76 The only way by which man gets power is by being shown that he has none of himself, and then he is not delivered by getting victory, and so peace, but by finding he is in Christ, has died to and is out of the flesh, and only in Christ, through whom he lives before God. Then God can give him power. "When we were without strength, in due time Christ died for the ungodly." Man must know God as his Saviour, before he knows Him as his strength. There must be salvation; then comes peace, and progress.

The doctrine, then, in chapter 7, is that we cannot have Christ and the law, or the two husbands at once; but, that we are dead to the law, and bound to Christ risen. The motions of sin which were by the law did work in our members to bring forth fruit unto death. But it is not the fault of the law, yet it brings death into our consciences; the law, moreover, is spiritual, but I am carnal, sold under sin; and it serves to the renewed man to teach him by practical experience what sin really is, and makes it exceeding sinful. The fruit of the experience gained under it is, first, to know that in me, that is, in my flesh, dwells no good thing - not what I have done, but what I am, that is my flesh; next, to distinguish between self and sin, for I hate it, its very pressure makes me know it, thus taught of God; but, thirdly, that if I do hate it, it is too strong for me, has still power over me; a law in my members bringing me into captivity. But this powerlessness, thus learned, when I feel the evil and the burden, leads me to have done with self, and look for a deliverer; a deep and weighty lesson; but having been crucified with Christ, I am delivered; hence, here he thanks God. The doctrine he had taught already; he is now come to the point where the effect is realised. The law has spent its full curse on the person of Christ, and so on us also, as reckoned to our favour, as associated with Christ in death; now we are married to Him risen.

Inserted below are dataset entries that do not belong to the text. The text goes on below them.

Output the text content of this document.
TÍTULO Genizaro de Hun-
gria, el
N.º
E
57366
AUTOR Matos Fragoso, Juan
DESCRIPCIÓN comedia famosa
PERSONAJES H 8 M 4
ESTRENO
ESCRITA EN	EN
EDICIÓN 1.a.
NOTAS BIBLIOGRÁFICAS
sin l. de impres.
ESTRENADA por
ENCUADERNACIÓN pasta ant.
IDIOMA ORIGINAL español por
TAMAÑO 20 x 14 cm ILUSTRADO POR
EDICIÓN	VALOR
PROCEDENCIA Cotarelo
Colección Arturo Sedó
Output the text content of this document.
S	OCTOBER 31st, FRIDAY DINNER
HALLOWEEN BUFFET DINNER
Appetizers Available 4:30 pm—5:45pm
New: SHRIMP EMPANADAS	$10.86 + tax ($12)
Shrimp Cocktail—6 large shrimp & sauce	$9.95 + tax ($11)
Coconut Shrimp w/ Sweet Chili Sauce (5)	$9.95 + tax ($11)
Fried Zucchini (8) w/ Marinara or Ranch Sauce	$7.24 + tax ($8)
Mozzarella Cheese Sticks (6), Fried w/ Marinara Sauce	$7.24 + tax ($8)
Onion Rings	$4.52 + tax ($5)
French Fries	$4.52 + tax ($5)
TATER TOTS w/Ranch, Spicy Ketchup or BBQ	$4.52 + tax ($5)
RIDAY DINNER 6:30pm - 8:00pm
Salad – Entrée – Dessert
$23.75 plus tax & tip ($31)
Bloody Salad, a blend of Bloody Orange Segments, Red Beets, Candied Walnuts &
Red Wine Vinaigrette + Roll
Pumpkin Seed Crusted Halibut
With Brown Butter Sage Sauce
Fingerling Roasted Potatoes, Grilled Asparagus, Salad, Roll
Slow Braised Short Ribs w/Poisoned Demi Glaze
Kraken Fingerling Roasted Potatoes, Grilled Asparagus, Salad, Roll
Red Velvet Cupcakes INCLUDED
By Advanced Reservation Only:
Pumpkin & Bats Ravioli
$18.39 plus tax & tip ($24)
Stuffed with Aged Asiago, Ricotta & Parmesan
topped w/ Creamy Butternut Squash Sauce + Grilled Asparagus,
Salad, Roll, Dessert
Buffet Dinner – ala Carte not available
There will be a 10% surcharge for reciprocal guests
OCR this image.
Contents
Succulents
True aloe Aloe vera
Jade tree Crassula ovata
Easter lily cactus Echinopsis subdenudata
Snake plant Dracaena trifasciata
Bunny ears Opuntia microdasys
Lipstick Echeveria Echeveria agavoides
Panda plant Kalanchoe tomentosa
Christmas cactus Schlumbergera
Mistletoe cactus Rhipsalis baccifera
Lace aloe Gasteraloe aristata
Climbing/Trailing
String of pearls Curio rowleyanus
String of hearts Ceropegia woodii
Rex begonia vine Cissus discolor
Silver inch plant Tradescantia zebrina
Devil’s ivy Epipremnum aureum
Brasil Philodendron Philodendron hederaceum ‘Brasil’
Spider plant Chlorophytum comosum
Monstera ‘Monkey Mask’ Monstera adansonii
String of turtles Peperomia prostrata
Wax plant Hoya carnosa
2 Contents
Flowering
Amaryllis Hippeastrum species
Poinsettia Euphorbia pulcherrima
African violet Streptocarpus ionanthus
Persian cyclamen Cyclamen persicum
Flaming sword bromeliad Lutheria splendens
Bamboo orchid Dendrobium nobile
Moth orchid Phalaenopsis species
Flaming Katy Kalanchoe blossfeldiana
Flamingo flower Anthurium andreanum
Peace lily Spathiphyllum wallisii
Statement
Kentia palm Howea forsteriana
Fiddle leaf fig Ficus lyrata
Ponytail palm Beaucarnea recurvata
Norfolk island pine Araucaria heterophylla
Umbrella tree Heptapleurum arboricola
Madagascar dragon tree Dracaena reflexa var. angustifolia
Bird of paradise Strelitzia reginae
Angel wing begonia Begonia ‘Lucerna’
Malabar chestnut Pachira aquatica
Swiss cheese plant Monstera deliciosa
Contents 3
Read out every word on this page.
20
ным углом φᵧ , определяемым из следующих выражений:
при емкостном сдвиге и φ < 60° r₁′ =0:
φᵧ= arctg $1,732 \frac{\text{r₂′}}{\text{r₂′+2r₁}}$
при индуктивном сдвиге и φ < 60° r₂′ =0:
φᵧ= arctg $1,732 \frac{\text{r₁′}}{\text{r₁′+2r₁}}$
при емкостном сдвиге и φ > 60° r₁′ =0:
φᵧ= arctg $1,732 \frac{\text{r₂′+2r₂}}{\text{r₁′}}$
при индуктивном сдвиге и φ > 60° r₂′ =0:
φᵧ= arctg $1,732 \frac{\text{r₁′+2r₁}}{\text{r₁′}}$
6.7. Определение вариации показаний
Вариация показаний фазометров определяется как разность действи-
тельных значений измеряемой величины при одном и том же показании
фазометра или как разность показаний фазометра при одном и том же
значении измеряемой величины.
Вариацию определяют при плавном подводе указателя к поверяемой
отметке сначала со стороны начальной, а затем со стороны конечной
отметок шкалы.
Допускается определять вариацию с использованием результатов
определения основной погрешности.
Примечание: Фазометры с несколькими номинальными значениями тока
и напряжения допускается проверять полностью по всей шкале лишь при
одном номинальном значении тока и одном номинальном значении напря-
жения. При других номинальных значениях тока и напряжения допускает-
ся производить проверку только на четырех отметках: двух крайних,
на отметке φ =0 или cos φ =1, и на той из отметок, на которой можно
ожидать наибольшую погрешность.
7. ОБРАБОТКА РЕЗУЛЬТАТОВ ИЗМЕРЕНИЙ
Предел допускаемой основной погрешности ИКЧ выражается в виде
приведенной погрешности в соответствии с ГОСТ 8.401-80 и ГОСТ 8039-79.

The law is often applied by God to bring home to the soul a sense of its powerlessness, for it is easier to learn we are sinful, than to learn that we have no power. Conscience will soon tell us we are sinful, as regards acts, but it requires this divine teaching to know the sin in our nature. We often need to be brought through struggle after struggle, before we acknowledge that in our flesh dwells no good thing, that we have no power; we may assent to it as a doctrine, but we must also experience the truth of it in the secrecy of our own souls. It is a humbling, but most profitable lesson; the difference is evident always to every experienced eye, indeed, to oneself, as to confidence in self, besides turning to the liberty wherewith Christ has set us free.

77 The Lord give you to weigh well this important principle, that there is no forgiveness of sins but of grace, through Christ's death. For an evil nature, for sin - Christ having died for us, as "for sin," - is condemned in His death, and we are set free, for we have died with Him. Also remember this, that it is the discovery of what we really are, that settles the question of the law. Then we shall be glad to get rid of what only can and ought to bring a curse upon us, and to be brought into fellowship with Christ the Lord.